2人はヴォルデモートの父親の墓石から離れ何もない場所に着地しました。それからハリーとヴォルデモートを繋いでいた金色の糸が裂けました。杖同士を繋いだまま光は千本あまりに分かれて2人の上に高々と弧を描きました。

この世のものとは思えない美しい旋律があたりを満たしました。その旋律はハリーとヴォルデモートを包む1本1本の光の糸から聞こえて来ます。ハリーにはそれがこれまでの生涯で一度しか聞いた事のない旋律と判りました。

それは不死鳥の歌でした。そしてハリーとヴォルデモートを結ぶ光の糸も変化していました。幾つもの大きな光の玉が往ったり来たりしていて光の玉がハリーの杖に近づくと前にも増して激しく震動したというわけですよね。

ハリーは自分でも何故そんな事をするのか分らずそれがどんな結果をもたらすのかも知らずにその光の玉をヴォルデモートの杖へと押し込もうとしました。するとたちまちヴォルデモートの杖が苦痛の叫びを上げ始めました。

すると摩訶不思議な事が起きたのです。ヴォルデモートの杖先から大きな何かが花が開くように出て来たのです。灰色がかった濃い煙のような何か。それは頭部でした。ヴォルデモートの杖先からセドリックが出て来たのです。

ヴォルデモートの杖先からは殺害された人々が次から次へと出て来ました。ハリーが夏休み中に夢で見た見知らぬ老人のフランク・ブライスに魔法省の職員の行方不明になっていたバーサ・ジョーキンズもまた出て来ました。

そして最後に出て来たのはハリーの両親のポッター夫妻つまりリリーにジェームズ・ポッターの2人でした。セドリックはハリーに「僕の体を連れて帰ってくれないか?両親の許へ」とそう頼んで来たというわけなんですよね。

父親のジェームズ・ポッターはハリーに優勝杯の「移動キー」がホグワーツに連れ帰ってくれると教えてくれました。

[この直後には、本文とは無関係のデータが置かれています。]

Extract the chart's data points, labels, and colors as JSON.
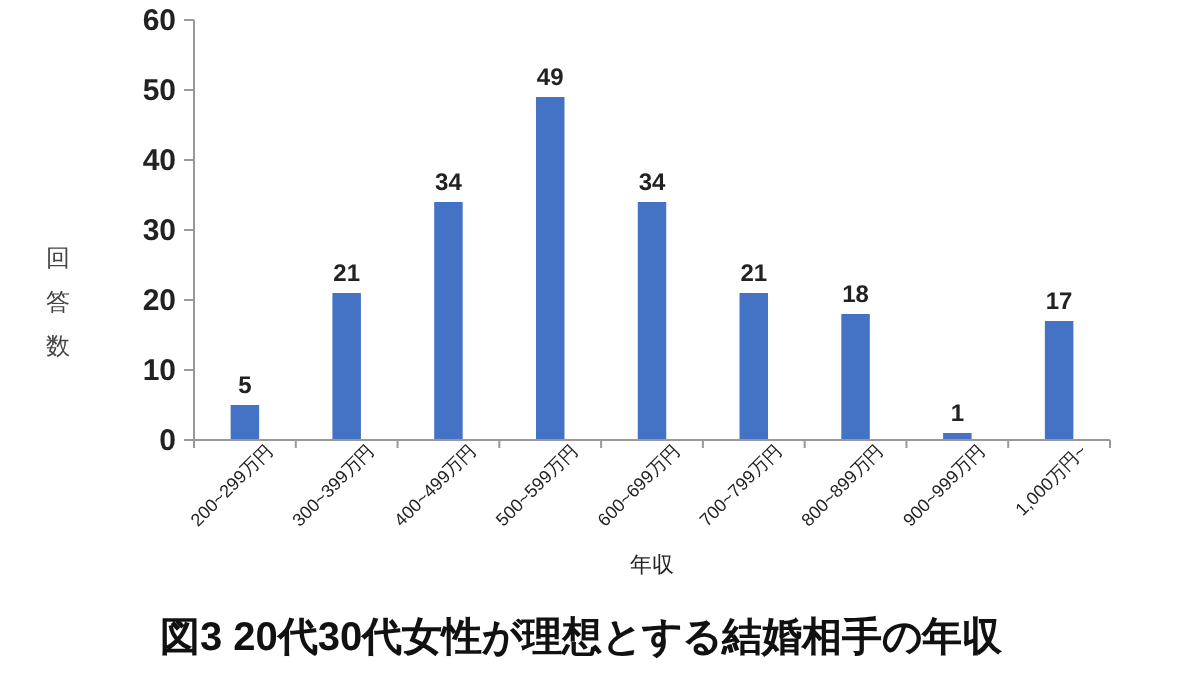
{
  "chart_data": {
    "type": "bar",
    "title": "図3 20代30代女性が理想とする結婚相手の年収",
    "xlabel": "年収",
    "ylabel": "回答数",
    "categories": [
      "200~299万円",
      "300~399万円",
      "400~499万円",
      "500~599万円",
      "600~699万円",
      "700~799万円",
      "800~899万円",
      "900~999万円",
      "1,000万円~"
    ],
    "values": [
      5,
      21,
      34,
      49,
      34,
      21,
      18,
      1,
      17
    ],
    "color": "#4472c4",
    "ylim": [
      0,
      60
    ],
    "yticks": [
      0,
      10,
      20,
      30,
      40,
      50,
      60
    ],
    "data_labels": true,
    "grid": false
  }
}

ハリーはヴォルデモートの杖との繋がりを断ち切ると優勝杯を目指して走りに走ったというわけですよね。

ハリーはセドリックの亡骸の手首を掴みました。セドリックの亡骸は重過ぎて運べません。優勝杯に手が届きません。ハリーは優勝杯に杖を向けると「アクシオ!来い!」と叫びました。ハリーはホグワーツへと帰りました。

今日の最後に
三大魔法学校対抗試合の「第1の課題」でハリーはマッド・アイ・ムーディにアドバイスされてドラゴンを出し抜くにはファイアボルトが必要でこれを手に入れるためと「呼び寄せ呪文」を猛練習して習得したというわけです。

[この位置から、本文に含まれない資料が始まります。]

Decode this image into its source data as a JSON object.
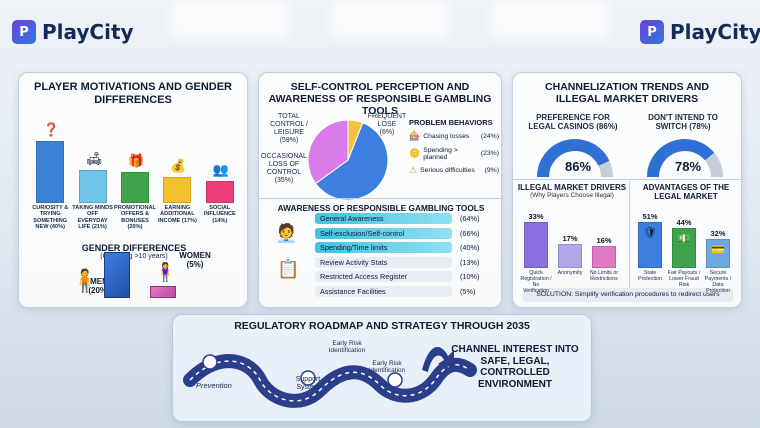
{
  "brand": {
    "name": "PlayCity",
    "badge": "P"
  },
  "panel1": {
    "title": "PLAYER MOTIVATIONS AND GENDER DIFFERENCES",
    "bars": [
      {
        "label": "CURIOSITY & TRYING SOMETHING NEW (40%)",
        "value": 40,
        "color": "#3b83d6",
        "icon": "question-person-icon"
      },
      {
        "label": "TAKING MINDS OFF EVERYDAY LIFE (21%)",
        "value": 21,
        "color": "#6fc4e8",
        "icon": "relaxing-person-icon"
      },
      {
        "label": "PROMOTIONAL OFFERS & BONUSES (20%)",
        "value": 20,
        "color": "#3fa34d",
        "icon": "gift-icon"
      },
      {
        "label": "EARNING ADDITIONAL INCOME (17%)",
        "value": 17,
        "color": "#f2c12e",
        "icon": "money-bag-icon"
      },
      {
        "label": "SOCIAL INFLUENCE (14%)",
        "value": 14,
        "color": "#e93f7a",
        "icon": "group-icon"
      }
    ],
    "gender_title": "GENDER DIFFERENCES",
    "gender_subtitle": "(Gambling >10 years)",
    "men_label": "MEN",
    "men_value": "(20%)",
    "women_label": "WOMEN",
    "women_value": "(5%)"
  },
  "panel2": {
    "title": "SELF-CONTROL PERCEPTION AND AWARENESS OF RESPONSIBLE GAMBLING TOOLS",
    "pie": [
      {
        "label": "TOTAL CONTROL / LEISURE",
        "value_text": "(59%)",
        "value": 59,
        "color": "#3d7fe0"
      },
      {
        "label": "OCCASIONAL LOSS OF CONTROL",
        "value_text": "(35%)",
        "value": 35,
        "color": "#d97be8"
      },
      {
        "label": "FREQUENT LOSE",
        "value_text": "(6%)",
        "value": 6,
        "color": "#f5c342"
      }
    ],
    "problem_title": "PROBLEM BEHAVIORS",
    "problems": [
      {
        "label": "Chasing losses",
        "value": "(24%)"
      },
      {
        "label": "Spending > planned",
        "value": "(23%)"
      },
      {
        "label": "Serious difficulties",
        "value": "(9%)"
      }
    ],
    "awareness_title": "AWARENESS OF RESPONSIBLE GAMBLING TOOLS",
    "tools": [
      {
        "label": "General Awareness",
        "value": "(64%)",
        "highlight": true
      },
      {
        "label": "Self-exclusion/Self-control",
        "value": "(66%)",
        "highlight": true
      },
      {
        "label": "Spending/Time limits",
        "value": "(40%)",
        "highlight": true
      },
      {
        "label": "Review Activity Stats",
        "value": "(13%)",
        "highlight": false
      },
      {
        "label": "Restricted Access Register",
        "value": "(10%)",
        "highlight": false
      },
      {
        "label": "Assistance Facilities",
        "value": "(5%)",
        "highlight": false
      }
    ]
  },
  "panel3": {
    "title": "CHANNELIZATION TRENDS AND ILLEGAL MARKET DRIVERS",
    "gauge1_label": "PREFERENCE FOR LEGAL CASINOS (86%)",
    "gauge1_value_text": "86%",
    "gauge1_value": 86,
    "gauge2_label": "DON'T INTEND TO SWITCH (78%)",
    "gauge2_value_text": "78%",
    "gauge2_value": 78,
    "illegal_title": "ILLEGAL MARKET DRIVERS",
    "illegal_subtitle": "(Why Players Choose Illegal)",
    "illegal_bars": [
      {
        "value_text": "33%",
        "value": 33,
        "label": "Quick Registration / No Verification",
        "color": "#8b6fe0"
      },
      {
        "value_text": "17%",
        "value": 17,
        "label": "Anonymity",
        "color": "#b3a6e8"
      },
      {
        "value_text": "16%",
        "value": 16,
        "label": "No Limits or Restrictions",
        "color": "#e07ac4"
      }
    ],
    "advantages_title": "ADVANTAGES OF THE LEGAL MARKET",
    "advantages": [
      {
        "value_text": "51%",
        "value": 51,
        "label": "State Protection",
        "color": "#3d7fe0",
        "icon": "shield-icon"
      },
      {
        "value_text": "44%",
        "value": 44,
        "label": "Fair Payouts / Lower Fraud Risk",
        "color": "#3fa34d",
        "icon": "cash-icon"
      },
      {
        "value_text": "32%",
        "value": 32,
        "label": "Secure Payments / Data Protection",
        "color": "#6fa8e0",
        "icon": "card-icon"
      }
    ],
    "solution": "SOLUTION: Simplify verification procedures to redirect users"
  },
  "roadmap": {
    "title": "REGULATORY ROADMAP AND STRATEGY THROUGH 2035",
    "stages": [
      {
        "label": "Prevention"
      },
      {
        "label": "Support System"
      },
      {
        "label": "Early Risk Identification"
      },
      {
        "label": "Early Risk Identification"
      }
    ],
    "goal": "CHANNEL INTEREST INTO SAFE, LEGAL, CONTROLLED ENVIRONMENT"
  }
}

そしてヴォルデモートから逃れセドリックの亡骸と一緒にホグワーツに戻るのにこの「呼び寄せ呪文」が大いに役立ったんですよね。さらにハリーは復活直後のヴォルデモートと戦う事になりましたが大きな決心をしました。

望みはない。助けは来ない。最期が来た事を悟ったハリーはヴォルデモートの足下にひざまずいて死ぬものか。父さんのように堂々と立ち上がって死ぬのだ。例え防衛が不可能でも身を護るために戦って死ぬと決心しました。

ハリーがこう決心した事がとてつもなく大変重要な事なんですよね。こう決心した上でハリーがヴォルデモートと戦った。そしてハリーの杖とヴォルデモートの杖が戦ったという事が後に前例のない事をまた引き出すのです。